Geometry performance FAQ

With so many questions about geometry paths (CVA, VAR, display lists, strips), memory allocation, AGP performance etc, shouldn’t there be either a specific FAQ on this, or a detailed section in the dev FAQ on this site?
I haven’t seen an exhaustive text on this around. Of course there is good information around, such as the Geforce performance FAQ (obviously nv-specific), and this forum, but it would be best to have everything (unextended GL, ARB/EXT GL and card/vendor-specific optimizations) in a single place.

So my question is:
Is there such a text? XOR Could anyone write one? (I would do it myself if I was more knowledgeable.)

I don’t know of such a thing, but it would be a great idea.

Maybe you (or someone else) could make a benchmark program that draws triangles with each of the methods you mentioned. Make sure that it varies the number too. Once that was done, you could post it here and collect results from everyone’s video cards and make a decent faq.

Unfortunately some of the methods will depend on CPU/bus speed, but this would be better than nothing and pretty safe as long as you didn’t compare too much across cards.

– Zeno

I think that a better way would be to go over these forums and collect information posted here. There’s some official information that’s pretty helpful. Check for example the read buffer performance suggestions by Matt in the “Pointer to Framebuffer” thread in the OpenGL suggestions forum.

Originally posted by Zeno:
[b]Maybe you (or someone else) could make a benchmark program that draws triangles with each of the methods you mentioned. Make sure that it varies the number too. Once that was done, you could post it here and collect results from everyone’s video cards and make a decent faq.

– Zeno [/b]

Sounds like a good idea to me. We could really do with a definitive TnL benchmark program.

It would be good to be able to look at the results and say if I rewrite my app using method X I should get about Y times the performance with Z graphics card. (Assuming a geometry bottleneck)

The only problem is there are so many variables, the test would need to be for VAR Video, VAR AGP, CVA, display lists, normal vertex arrays and immediate mode. For each of those it would need to test coloured unlit triangles, coloured lit triangles, textured unlit, textured lit, textured lit with fog etc…

Also pre detonator 10’s only certain vertex array formats were accelerated by the geforce, should we use one of those formats for the benchmark program?

Not sure why you would want to be able to vary the number of trianlges, dont we just want enough triangles so that the geometry is the bottleneck and not fillrate. I would suggest about a million.

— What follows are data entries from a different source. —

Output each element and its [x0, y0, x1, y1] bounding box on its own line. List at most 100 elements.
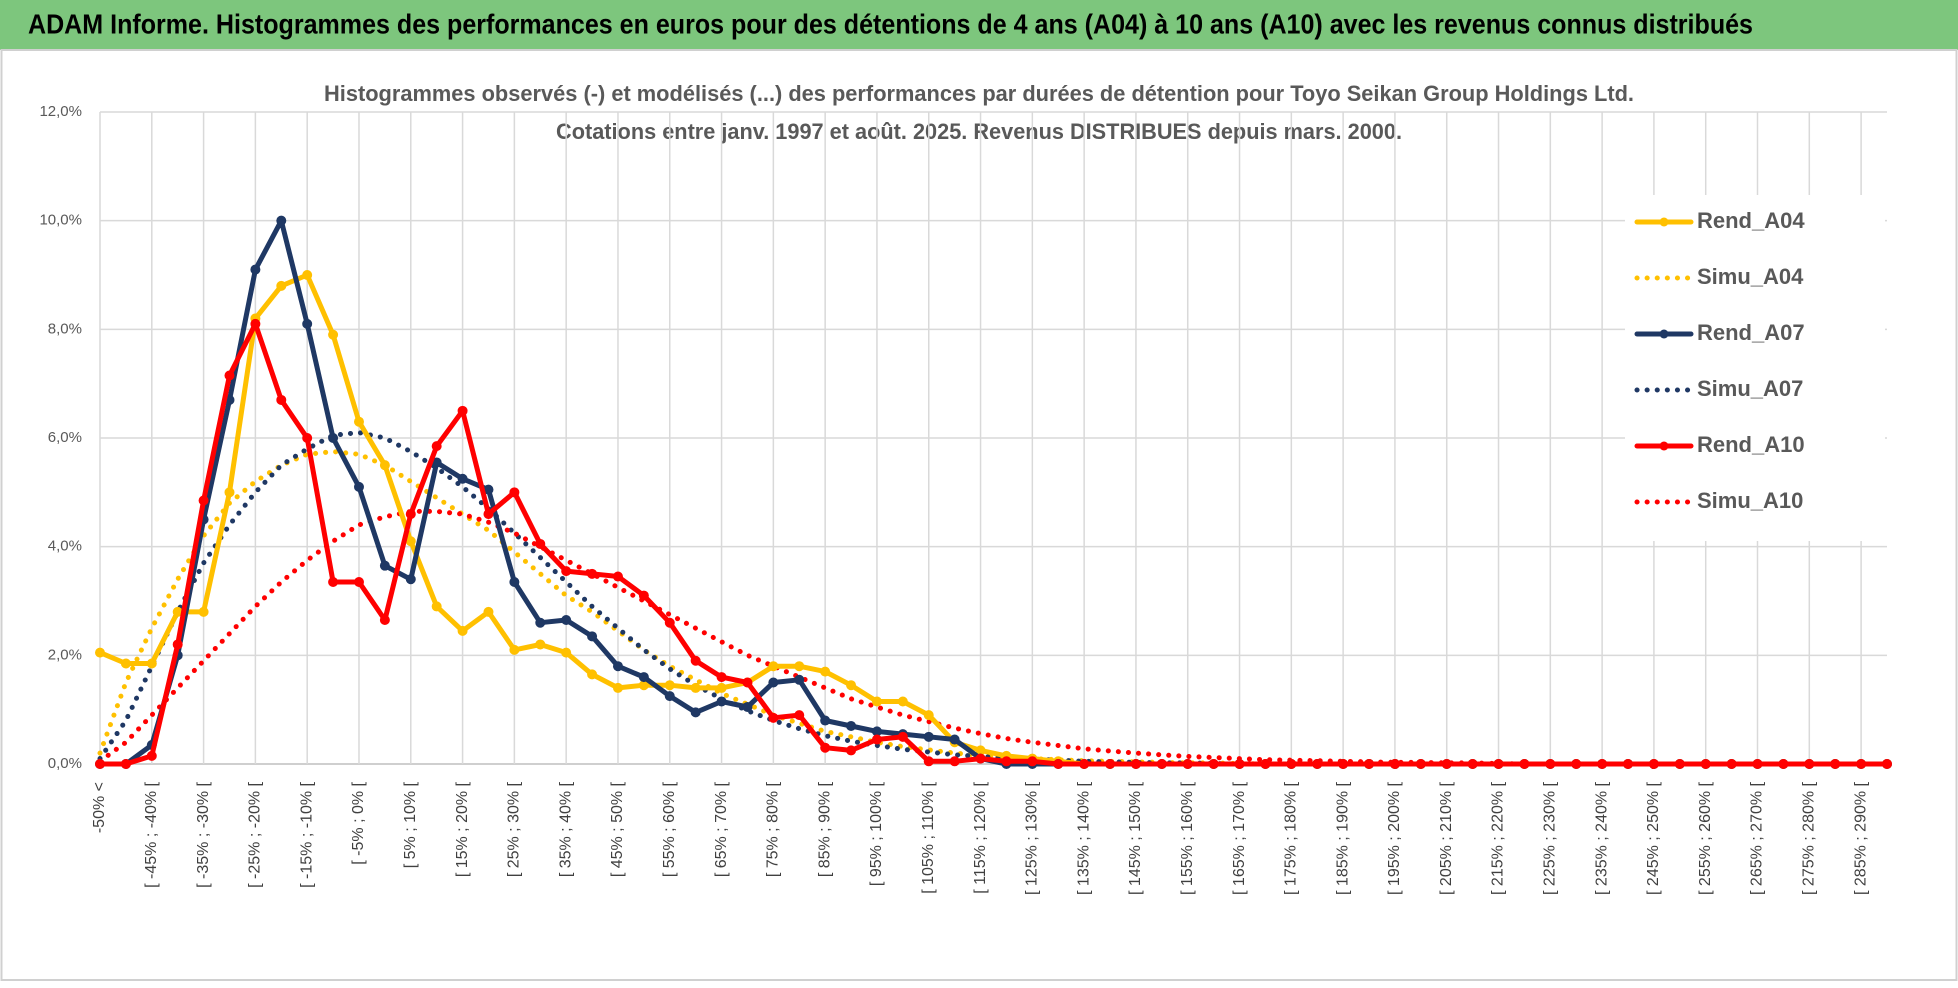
data-point	[871, 696, 882, 707]
data-point	[120, 759, 131, 769]
x-tick-label: [ 15% ; 20% [	[454, 781, 471, 877]
data-point	[146, 750, 157, 761]
y-tick-label: 4,0%	[48, 538, 82, 555]
data-point	[1001, 756, 1012, 767]
data-point	[483, 606, 494, 617]
data-point	[1027, 756, 1038, 767]
data-point	[768, 661, 779, 672]
x-tick-label: [ 115% ; 120% [	[972, 781, 989, 893]
data-point	[250, 318, 261, 329]
x-tick-label: [ 145% ; 150% [	[1127, 781, 1144, 895]
data-point	[846, 745, 857, 756]
data-point	[1623, 759, 1634, 769]
data-point	[690, 682, 701, 693]
data-point	[198, 606, 209, 617]
data-point	[1882, 759, 1892, 769]
data-point	[483, 509, 494, 520]
data-point	[612, 571, 623, 582]
data-point	[820, 666, 831, 677]
data-point	[457, 473, 468, 484]
data-point	[949, 734, 960, 745]
header-band	[0, 0, 1958, 50]
data-point	[302, 318, 313, 329]
x-tick-label: [ 205% ; 210% [	[1438, 781, 1455, 895]
data-point	[1856, 759, 1867, 769]
data-point	[846, 680, 857, 691]
legend-label: Simu_A04	[1697, 264, 1804, 289]
data-point	[664, 691, 675, 702]
data-point	[120, 658, 131, 669]
data-point	[690, 655, 701, 666]
data-point	[1830, 759, 1841, 769]
x-tick-label: [ 275% ; 280% [	[1801, 781, 1818, 895]
x-tick-label: [ 95% ; 100% [	[868, 781, 885, 886]
y-tick-label: 0,0%	[48, 755, 82, 772]
x-tick-label: [ 75% ; 80% [	[765, 781, 782, 877]
legend-label: Rend_A10	[1697, 432, 1805, 457]
data-point	[431, 601, 442, 612]
data-point	[923, 731, 934, 742]
data-point	[561, 566, 572, 577]
x-tick-label: [ 45% ; 50% [	[609, 781, 626, 877]
legend-label: Simu_A07	[1697, 376, 1803, 401]
series-line	[97, 508, 1890, 767]
data-point	[1079, 759, 1090, 769]
data-point	[923, 710, 934, 721]
data-point	[328, 329, 339, 340]
x-tick-label: [ -25% ; -20% [	[247, 781, 264, 887]
x-tick-label: [ 25% ; 30% [	[506, 781, 523, 877]
y-tick-label: 12,0%	[39, 103, 82, 120]
legend-label: Rend_A07	[1697, 320, 1805, 345]
data-point	[1182, 759, 1193, 769]
x-tick-label: -50% <	[91, 782, 108, 833]
data-point	[664, 617, 675, 628]
y-tick-label: 8,0%	[48, 320, 82, 337]
data-point	[975, 753, 986, 764]
x-tick-label: [ 265% ; 270% [	[1749, 781, 1766, 895]
x-tick-label: [ 285% ; 290% [	[1852, 781, 1869, 895]
data-point	[1415, 759, 1426, 769]
data-point	[172, 639, 183, 650]
chart-title: Histogrammes observés (-) et modélisés (…	[324, 81, 1634, 106]
data-point	[897, 731, 908, 742]
data-point	[1493, 759, 1504, 769]
data-point	[1597, 759, 1608, 769]
data-point	[1286, 759, 1297, 769]
x-tick-label: [ 195% ; 200% [	[1386, 781, 1403, 895]
data-point	[1778, 759, 1789, 769]
data-point	[1260, 759, 1271, 769]
legend-box	[1625, 195, 1885, 541]
data-point	[716, 682, 727, 693]
data-point	[897, 696, 908, 707]
data-point	[1130, 759, 1141, 769]
data-point	[768, 677, 779, 688]
data-point	[1312, 759, 1323, 769]
legend-marker	[1659, 217, 1669, 227]
data-point	[353, 576, 364, 587]
x-tick-label: [ 5% ; 10% [	[402, 781, 419, 868]
x-tick-label: [ 155% ; 160% [	[1179, 781, 1196, 895]
x-tick-label: [ -35% ; -30% [	[195, 781, 212, 887]
data-point	[1519, 759, 1530, 769]
y-tick-label: 6,0%	[48, 429, 82, 446]
legend-label: Simu_A10	[1697, 488, 1803, 513]
x-tick-label: [ -15% ; -10% [	[298, 781, 315, 887]
x-tick-label: [ 135% ; 140% [	[1075, 781, 1092, 895]
data-point	[587, 568, 598, 579]
data-point	[509, 487, 520, 498]
data-point	[146, 658, 157, 669]
data-point	[638, 672, 649, 683]
data-point	[276, 394, 287, 405]
data-point	[716, 672, 727, 683]
data-point	[405, 536, 416, 547]
data-point	[379, 560, 390, 571]
x-tick-label: [ 175% ; 180% [	[1283, 781, 1300, 895]
data-point	[353, 416, 364, 427]
data-point	[431, 441, 442, 452]
header-title: ADAM Informe. Histogrammes des performan…	[28, 8, 1753, 39]
data-point	[1389, 759, 1400, 769]
data-point	[638, 590, 649, 601]
data-point	[690, 707, 701, 718]
chart-subtitle: Cotations entre janv. 1997 et août. 2025…	[556, 119, 1402, 144]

Sorry, I should have been more clear. When I said you should be able to “vary the number of triangles”, I didn’t necessarily mean per frame, but rather per vertex-array. I have heard that there are optimal sizes for vertex arrays (and display lists) so being able to vary the numbers would allow you to quickly find the sweet spot.

Being able to vary the total number drawn per frame could also be useful…some cards may be geometry limited at 1 million while some (imaginary) card may be fill-rate limited still, and you could get better tri throughput by sending more tris.

– Zeno

Even with all the mentioned combos of modes, there are still more…

Index reuse can make a big difference, and whether it makes a difference depends on the specific mode.

There are all sorts of extensions to the T&L pipeline. Supporting them will be a pain.

You have to set a texgen mode for each individual texture coordinate for each texture unit (so 16 different modes to set on a GF3), and a texture matrix for each texture unit as well…

  • Matt

Another number that’s useful to measure is the cost-per-buffer-submission versus cost-per-vertex versus cost-per-rendered-pixel.

Also, the number of triangles per “scene” is quite important. Just because a card can do, say, 2 million triangles per second at 10 fps does NOT mean it will get 40 fps when using 50,000 triangles per frame. All measurements should be taken with vsync off, but including a glFinish().